The device according to claim 10, wherein

The text matching module matches the voice features of each of the segmentation units with all of the target text models to obtain a segmentation unit text matching score of each of the segmentation units and each of the target text models. The method includes: using the voice feature of each of the segmentation units as an input of each target text hidden Markov model HMM, and using the output probability obtained according to the Viterbi algorithm as the corresponding segmentation unit text matching score.
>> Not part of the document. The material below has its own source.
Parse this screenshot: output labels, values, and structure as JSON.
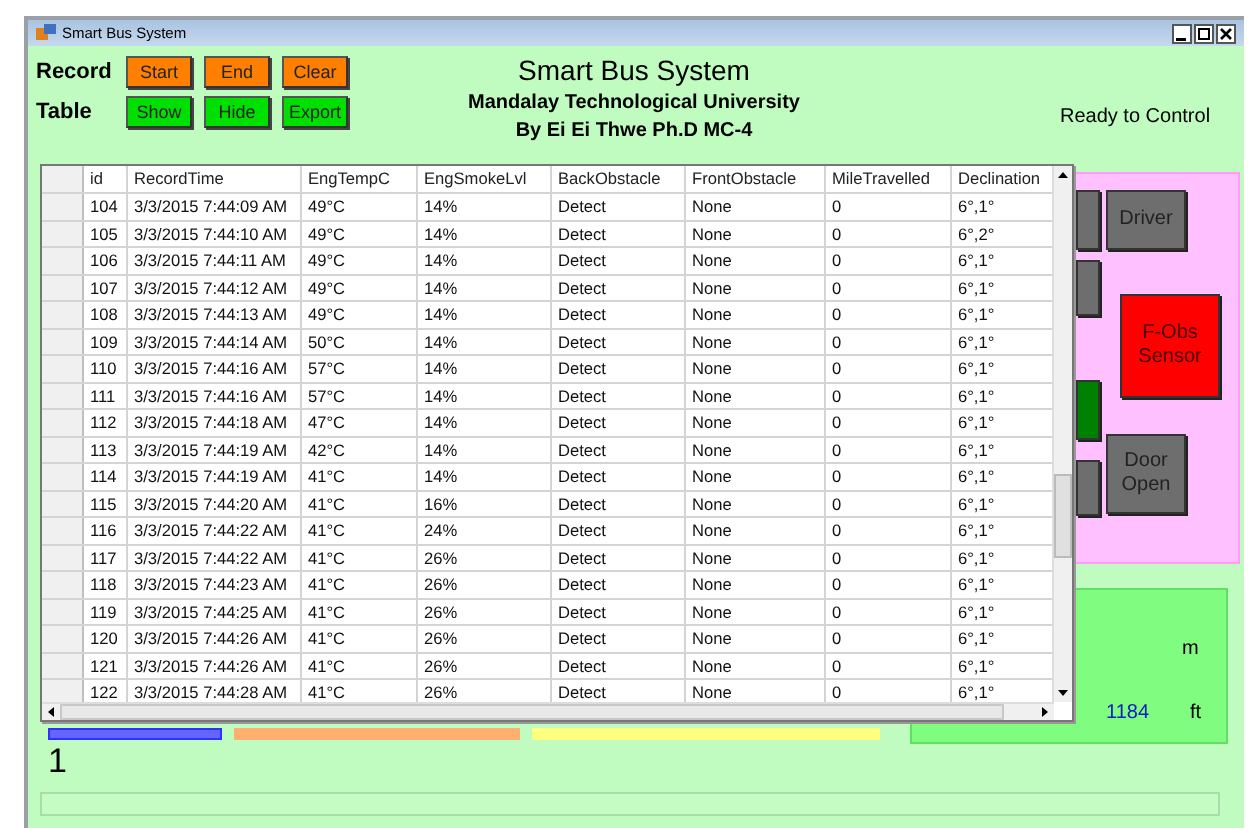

A device according to any one of claims 10-17, wherein

The authentication module performs identity authentication according to the segmentation unit text matching score, the voiceprint matching score, and the pre-trained decision classifier, including: taking the segmentation unit text corresponding to each of the segmentation units Matching the text corresponding to the m highest scores in the score as the text to be selected. If the text to be selected includes the target text corresponding to the segmentation unit, the segmentation unit passes the authentication, and the total number of the split units passed is calculated. If the total number of the splitting units is less than or equal to the fourth threshold, the text authentication fails, and the identity authentication fails; if the total number of the splitting units passed is greater than the fourth threshold, the text authentication of the input voice passes; Determining whether the voiceprint matching score is greater than a fifth threshold, if yes, the voiceprint authentication is passed, and the identity authentication is passed; if not, the text of each of the segmentation units and the corresponding target text model is scored and the voiceprint is The matching score is scored and the regularized score is used as the input of the PNN classifier for identity authentication.